Tuesday, March 13, 2007

Tonight's Dinner: White Bean, Spinach and "Sausage" Ragout

This meal came together much more quickly than I thought it would, and it was very very good.

A friend pointed me to the recipe, which came from Cooking Light. Although the recipe isn't vegan, I was able to veganize it easily by doing the following:

• Substituted three Tofurky Sweet Italian Sausage links for the sausage.
• Substituted vegetable broth for the chicken broth.
• Substituted baby spinach for the escarole.
• I also omitted the rosemary and subsituted a dry red wine for the white, but that was just because I didn't have those ingredients on hand.

I was pleasantly surprised by the Tofurky sausage -- I actually liked it better than I remember "real" sausage. I was glad to note that it doesn't cook down as much as meat sausage does, and so you don't need to use as much.

And, in keeping with my quest to broaden my nutritional yeast horizons, I sprinkled a little on my ragout. It was, in fact, very much like parmesan and went well with the dish. Hooray! (A little goes a long way, though.)

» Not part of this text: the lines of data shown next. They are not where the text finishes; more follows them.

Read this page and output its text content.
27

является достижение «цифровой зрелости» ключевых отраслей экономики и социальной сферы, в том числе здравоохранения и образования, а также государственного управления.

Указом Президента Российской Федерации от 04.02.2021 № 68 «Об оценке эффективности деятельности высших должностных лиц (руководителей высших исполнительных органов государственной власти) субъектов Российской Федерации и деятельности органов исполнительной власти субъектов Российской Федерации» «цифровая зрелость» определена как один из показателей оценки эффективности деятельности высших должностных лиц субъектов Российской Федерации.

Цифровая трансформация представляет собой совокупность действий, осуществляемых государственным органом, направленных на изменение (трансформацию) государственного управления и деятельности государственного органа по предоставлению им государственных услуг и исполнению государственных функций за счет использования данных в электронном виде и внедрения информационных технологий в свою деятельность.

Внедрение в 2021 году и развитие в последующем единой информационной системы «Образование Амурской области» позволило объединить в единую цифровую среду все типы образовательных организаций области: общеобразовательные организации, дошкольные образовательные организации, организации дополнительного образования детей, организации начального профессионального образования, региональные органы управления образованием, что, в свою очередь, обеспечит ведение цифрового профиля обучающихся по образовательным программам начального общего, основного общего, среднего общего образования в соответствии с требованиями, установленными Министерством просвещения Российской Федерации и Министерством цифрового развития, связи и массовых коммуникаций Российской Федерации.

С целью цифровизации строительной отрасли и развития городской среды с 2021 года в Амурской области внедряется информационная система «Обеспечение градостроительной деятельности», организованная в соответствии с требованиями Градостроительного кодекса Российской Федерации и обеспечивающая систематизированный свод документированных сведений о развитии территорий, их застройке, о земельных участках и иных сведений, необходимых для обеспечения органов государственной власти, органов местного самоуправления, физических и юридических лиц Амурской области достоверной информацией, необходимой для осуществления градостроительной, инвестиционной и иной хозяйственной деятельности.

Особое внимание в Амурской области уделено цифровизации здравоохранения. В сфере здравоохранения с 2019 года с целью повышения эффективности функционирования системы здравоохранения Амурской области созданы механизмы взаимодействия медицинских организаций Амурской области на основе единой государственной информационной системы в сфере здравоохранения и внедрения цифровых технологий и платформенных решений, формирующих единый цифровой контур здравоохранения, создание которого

Owing to the fact that the Tofurky sausage is kind of pricy and only infrequently available around here, I don't know how often I'll be making this. Even so, this was quick, healthy and tasty -- a definite success.

2 comments:

Anonymous said...

I used spinach in place of escarole too - it wilts nicely in the ragout. How did it taste with the red wine? I usually much prefer the red stuff to the white, but we actually had white around (from mushroom risotto... mmm, post that soon) and it pleasantly surprised me.

cmo

the everyday vegan said...

The red didn't give it as much of a "red" flavour as I thought it would -- which was good -- but I did use a dry red cooking wine, so that might have been why. I'm pretty sure a white that people are actually supposed to drink would be better, but I'd definitely make it again with the red if I didn't have a white around.